Kokoro Kurosawa ist eine toughe Frau, schließlich hätte sie es fast in das olympische Judo-Team Japans geschafft. Jetzt beginnt für sie ein Kampf der besonderen Art, denn sie tritt ihren Job im Manga-Magazin “Baibusu” an. Als sie dann auch noch den Chefredakteur Iokibe kennen lernt, rückt ihr altes Leben in weite Ferne. Juhan Shuttai! bietet einen amüsanten Einblick in die Arbeit bei einem wöchentlich erscheinenden Magazin. Der Leser begleitet die Protagonistin dabei, wenn sie mit launischen Zeichnern verhandelt, neue Talente entdeckt und sich immer wieder mit ihrem Chef darum streitet, welche Storys man denn als Manga-Band herausbringen soll. Wie bei Blue Giant ist die Geschichte so angelegt, dass sie beide Geschlechter anspricht. Denn wer würde nicht gern einmal hinter die Kulissen eines japanischen Manga-Magazins schauen?

ijime
Ijime – Hitoribocchi no Tatakai © 2008 Kaoru igarashi/Shogakukan

Im Bereich Kinder-Manga triumphierte Kaoru Igarashis Serie Ijime, die im Mai 2016 mit zwölf Bänden ihren Abschluss fand. Die Reihe inspirierte 2011 eine Anime-DVD.
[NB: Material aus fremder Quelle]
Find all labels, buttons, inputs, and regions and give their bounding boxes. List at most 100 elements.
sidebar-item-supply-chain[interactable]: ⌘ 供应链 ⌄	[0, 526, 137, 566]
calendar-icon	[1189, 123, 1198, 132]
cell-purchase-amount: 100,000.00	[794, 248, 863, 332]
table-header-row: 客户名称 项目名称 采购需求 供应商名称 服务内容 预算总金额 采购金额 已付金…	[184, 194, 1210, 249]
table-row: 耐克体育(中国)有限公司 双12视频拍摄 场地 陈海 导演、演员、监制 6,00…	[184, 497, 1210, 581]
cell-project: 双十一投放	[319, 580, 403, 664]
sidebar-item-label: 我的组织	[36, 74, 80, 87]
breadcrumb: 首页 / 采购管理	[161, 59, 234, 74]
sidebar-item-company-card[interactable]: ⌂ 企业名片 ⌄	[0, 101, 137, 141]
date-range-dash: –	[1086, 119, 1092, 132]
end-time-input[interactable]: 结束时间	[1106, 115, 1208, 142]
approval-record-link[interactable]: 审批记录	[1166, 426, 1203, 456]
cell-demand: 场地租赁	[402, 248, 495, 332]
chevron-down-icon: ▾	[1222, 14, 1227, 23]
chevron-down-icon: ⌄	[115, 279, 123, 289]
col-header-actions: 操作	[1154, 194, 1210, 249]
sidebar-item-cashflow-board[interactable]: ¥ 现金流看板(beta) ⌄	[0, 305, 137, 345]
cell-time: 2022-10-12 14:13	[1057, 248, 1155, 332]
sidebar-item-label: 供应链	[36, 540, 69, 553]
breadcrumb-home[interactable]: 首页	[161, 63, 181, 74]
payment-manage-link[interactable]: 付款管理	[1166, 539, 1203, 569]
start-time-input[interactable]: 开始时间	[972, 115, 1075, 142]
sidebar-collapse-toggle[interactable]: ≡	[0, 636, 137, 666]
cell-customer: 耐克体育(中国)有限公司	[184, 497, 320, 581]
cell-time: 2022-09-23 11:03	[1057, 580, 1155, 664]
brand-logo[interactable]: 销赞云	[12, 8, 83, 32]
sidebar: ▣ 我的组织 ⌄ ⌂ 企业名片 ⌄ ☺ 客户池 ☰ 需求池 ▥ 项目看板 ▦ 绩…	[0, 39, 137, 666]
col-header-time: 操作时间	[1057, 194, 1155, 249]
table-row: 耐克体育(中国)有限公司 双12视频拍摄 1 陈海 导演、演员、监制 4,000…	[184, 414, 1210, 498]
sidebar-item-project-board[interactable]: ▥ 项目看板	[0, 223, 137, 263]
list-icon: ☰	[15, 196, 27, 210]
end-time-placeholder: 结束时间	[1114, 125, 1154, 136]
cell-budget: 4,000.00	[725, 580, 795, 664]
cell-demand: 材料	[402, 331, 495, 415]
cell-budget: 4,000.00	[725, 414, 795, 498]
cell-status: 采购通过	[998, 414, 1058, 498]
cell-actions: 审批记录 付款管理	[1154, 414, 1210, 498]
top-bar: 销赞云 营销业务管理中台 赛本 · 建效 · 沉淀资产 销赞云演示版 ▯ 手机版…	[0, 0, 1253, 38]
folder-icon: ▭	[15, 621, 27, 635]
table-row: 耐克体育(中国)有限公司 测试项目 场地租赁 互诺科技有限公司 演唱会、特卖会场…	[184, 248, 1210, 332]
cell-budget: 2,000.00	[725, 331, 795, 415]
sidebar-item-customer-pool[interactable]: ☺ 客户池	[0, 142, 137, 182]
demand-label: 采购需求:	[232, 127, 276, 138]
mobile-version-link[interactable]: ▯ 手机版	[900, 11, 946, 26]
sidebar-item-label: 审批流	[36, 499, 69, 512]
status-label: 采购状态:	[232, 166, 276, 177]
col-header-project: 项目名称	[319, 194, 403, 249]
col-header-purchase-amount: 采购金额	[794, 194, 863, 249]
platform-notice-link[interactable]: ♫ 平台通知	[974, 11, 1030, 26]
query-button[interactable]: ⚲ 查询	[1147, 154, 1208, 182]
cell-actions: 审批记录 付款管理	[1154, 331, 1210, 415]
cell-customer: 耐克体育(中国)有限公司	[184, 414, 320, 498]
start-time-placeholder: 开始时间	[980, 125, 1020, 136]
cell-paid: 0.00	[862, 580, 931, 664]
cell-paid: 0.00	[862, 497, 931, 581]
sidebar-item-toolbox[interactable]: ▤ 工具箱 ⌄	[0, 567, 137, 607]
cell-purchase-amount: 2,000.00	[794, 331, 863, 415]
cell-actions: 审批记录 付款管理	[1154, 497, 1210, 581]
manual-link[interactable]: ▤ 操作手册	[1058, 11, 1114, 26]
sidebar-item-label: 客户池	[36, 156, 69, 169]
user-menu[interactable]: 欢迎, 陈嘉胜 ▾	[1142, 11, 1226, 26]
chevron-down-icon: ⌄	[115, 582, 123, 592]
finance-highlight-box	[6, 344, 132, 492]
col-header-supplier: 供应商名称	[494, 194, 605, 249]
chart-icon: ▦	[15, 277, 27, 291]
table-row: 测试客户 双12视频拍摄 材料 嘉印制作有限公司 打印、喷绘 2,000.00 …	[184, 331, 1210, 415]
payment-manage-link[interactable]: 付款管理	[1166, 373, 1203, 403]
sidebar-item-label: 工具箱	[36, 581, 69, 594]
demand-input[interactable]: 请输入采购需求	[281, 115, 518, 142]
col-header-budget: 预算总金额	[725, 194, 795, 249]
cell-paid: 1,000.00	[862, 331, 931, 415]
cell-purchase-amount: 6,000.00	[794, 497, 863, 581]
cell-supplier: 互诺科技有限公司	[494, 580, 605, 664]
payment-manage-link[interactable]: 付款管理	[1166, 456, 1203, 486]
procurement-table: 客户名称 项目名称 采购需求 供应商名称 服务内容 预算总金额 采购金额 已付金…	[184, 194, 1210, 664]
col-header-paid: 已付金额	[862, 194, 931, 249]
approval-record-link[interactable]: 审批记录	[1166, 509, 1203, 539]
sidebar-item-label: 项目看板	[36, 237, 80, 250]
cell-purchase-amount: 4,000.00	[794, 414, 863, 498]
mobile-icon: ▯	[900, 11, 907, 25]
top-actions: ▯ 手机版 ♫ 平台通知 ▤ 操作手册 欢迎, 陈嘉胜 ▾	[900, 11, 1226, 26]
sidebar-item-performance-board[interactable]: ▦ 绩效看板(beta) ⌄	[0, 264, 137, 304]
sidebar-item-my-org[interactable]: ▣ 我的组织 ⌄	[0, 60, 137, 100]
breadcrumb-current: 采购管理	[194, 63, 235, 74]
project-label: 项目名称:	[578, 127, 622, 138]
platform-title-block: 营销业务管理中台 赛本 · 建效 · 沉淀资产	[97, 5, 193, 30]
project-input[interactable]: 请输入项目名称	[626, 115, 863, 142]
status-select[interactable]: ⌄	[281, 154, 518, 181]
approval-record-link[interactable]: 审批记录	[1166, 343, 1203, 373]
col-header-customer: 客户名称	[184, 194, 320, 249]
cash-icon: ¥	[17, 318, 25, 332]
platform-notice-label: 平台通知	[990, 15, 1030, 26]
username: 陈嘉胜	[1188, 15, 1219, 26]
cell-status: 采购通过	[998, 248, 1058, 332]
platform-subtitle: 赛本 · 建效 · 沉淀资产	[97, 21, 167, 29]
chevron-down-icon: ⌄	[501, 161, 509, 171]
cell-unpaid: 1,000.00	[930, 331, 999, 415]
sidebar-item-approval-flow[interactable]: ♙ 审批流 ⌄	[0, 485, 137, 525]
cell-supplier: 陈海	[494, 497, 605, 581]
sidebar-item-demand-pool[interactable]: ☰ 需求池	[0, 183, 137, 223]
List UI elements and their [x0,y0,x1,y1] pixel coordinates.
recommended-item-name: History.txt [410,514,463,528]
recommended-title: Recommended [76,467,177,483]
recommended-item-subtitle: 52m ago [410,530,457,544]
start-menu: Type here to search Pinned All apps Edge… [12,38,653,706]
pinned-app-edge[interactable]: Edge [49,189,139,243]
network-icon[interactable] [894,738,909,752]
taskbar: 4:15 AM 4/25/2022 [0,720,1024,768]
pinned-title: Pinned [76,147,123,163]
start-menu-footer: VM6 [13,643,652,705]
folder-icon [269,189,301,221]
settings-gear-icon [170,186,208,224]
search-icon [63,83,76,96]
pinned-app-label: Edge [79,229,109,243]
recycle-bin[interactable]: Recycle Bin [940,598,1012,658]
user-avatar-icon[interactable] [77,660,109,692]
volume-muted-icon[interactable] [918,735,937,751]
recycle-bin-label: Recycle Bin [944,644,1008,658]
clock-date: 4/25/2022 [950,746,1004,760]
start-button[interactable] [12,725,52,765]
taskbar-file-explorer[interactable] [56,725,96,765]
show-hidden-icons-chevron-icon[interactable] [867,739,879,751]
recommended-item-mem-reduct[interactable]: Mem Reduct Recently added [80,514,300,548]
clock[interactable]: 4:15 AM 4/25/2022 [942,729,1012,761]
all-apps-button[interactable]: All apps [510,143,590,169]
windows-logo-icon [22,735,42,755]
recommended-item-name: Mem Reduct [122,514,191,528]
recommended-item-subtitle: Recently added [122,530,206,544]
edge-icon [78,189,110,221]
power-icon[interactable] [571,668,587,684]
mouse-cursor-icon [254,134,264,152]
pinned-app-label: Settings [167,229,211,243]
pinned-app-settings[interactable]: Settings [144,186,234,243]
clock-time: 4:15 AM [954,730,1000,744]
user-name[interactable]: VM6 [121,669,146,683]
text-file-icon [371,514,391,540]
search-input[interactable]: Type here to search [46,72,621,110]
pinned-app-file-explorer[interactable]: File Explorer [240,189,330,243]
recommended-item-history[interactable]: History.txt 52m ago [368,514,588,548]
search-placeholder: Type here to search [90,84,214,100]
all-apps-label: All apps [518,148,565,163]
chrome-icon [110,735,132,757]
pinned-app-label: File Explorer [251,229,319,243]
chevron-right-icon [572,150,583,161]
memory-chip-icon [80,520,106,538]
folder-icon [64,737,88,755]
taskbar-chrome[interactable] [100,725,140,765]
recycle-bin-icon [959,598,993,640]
Igarashi stellt in ihrer Manga-Reihe mehrere Kinder in den Fokus, die mit dem Thema Mobbing kämpfen. Deshalb besitzt auch jeder der zwölf Volumes einen anderen Titel. Mobbing ist selbstverständlich ein weitverbreitetes Problem. Demzufolge ist Ijime sozialkritisch und für junge Leser lehrreich, was die Auszeichnung mit diesem Preis rechtfertigt, auch wenn die Meinungen zu dem ultraniedlichen Charakterdesigns wahrscheinlich auseinandergehen werden.